Social welfare appeals system criticised
on 24/10/2012 09:05:01
A report by the legal rights group FLAC found that people can wait for more than a year for an oral hearing into why their application for social welfare has been declined.
The waiting time for a decision following a written appeal averages at around 32 weeks.
FLAC has also criticised what it says is a lack of consistency and transparency in how decisions are made.
Ombudsman Emily O'Reilly launched the report, entitled 'Not Fair Enough', along with a trio of factual guides on various aspects of the social welfare system, in Dublin's Mansion House this morning.

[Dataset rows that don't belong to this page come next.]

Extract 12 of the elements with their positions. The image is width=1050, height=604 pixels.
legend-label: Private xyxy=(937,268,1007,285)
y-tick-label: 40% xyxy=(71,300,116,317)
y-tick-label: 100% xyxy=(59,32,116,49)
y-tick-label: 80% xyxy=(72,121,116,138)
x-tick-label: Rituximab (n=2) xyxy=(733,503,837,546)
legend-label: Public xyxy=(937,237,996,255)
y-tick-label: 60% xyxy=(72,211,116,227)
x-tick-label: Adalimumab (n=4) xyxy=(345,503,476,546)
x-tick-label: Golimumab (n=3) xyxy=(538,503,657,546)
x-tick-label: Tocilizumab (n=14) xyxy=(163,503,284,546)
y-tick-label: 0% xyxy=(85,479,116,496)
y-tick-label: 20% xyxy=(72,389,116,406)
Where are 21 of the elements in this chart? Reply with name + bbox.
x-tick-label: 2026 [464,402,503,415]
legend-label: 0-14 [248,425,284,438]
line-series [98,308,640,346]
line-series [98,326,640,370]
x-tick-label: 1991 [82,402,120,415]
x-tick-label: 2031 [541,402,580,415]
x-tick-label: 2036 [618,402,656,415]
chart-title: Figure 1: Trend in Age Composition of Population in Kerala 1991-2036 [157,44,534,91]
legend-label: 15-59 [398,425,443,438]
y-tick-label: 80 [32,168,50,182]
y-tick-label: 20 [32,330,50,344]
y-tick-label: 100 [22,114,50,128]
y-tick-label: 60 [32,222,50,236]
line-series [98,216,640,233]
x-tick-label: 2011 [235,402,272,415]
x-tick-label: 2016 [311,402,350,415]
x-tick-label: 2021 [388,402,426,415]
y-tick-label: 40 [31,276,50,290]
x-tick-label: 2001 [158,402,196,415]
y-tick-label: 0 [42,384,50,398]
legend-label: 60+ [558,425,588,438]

Launching the report, the Ombudsman drew particular attention to the importance for social welfare appellants of having the opportunity to make their case at an oral appeal hearing.
"As set out in the report, the success rate for appeals which include an oral hearing has been consistently higher than the success rate for appeals decided summarily," she said.
"Unfortunately, as FLAC's report also shows, the proportion of appeal cases going to oral hearing has declined significantly in recent years with 59% having an oral hearing in 2009 as against just 35% in 2011."
Chairing the launch, FLAC director general Noeline Blackwell said that the Appeals Office itself had reported 51,515 live or on-going appeals last year, with an average processing time per case of 32 weeks.
"But where there is an oral hearing, the wait could be over a year," she said.
"What these delays mean is that people are not getting a payment to which they are entitled and that some will be at risk of destitution.
"If we take this along with other problems, like the lack of transparency and consistency in decision-making, it means the appeals system does not offer an effective remedy or a system that people can understand."
Saoirse Brady, an advocacy and policy officer with FLAC, said: "So many appeals are overturned by the original decision-maker when they're asked to go back and review their own decisions.
"[It] means that they're obviously not making complete and accurate applications in the first place, or the Department isn't taking or isn't getting the information that they need to make proper decisions at the beginning, rather than drive somebody through a … lengthy appeals process."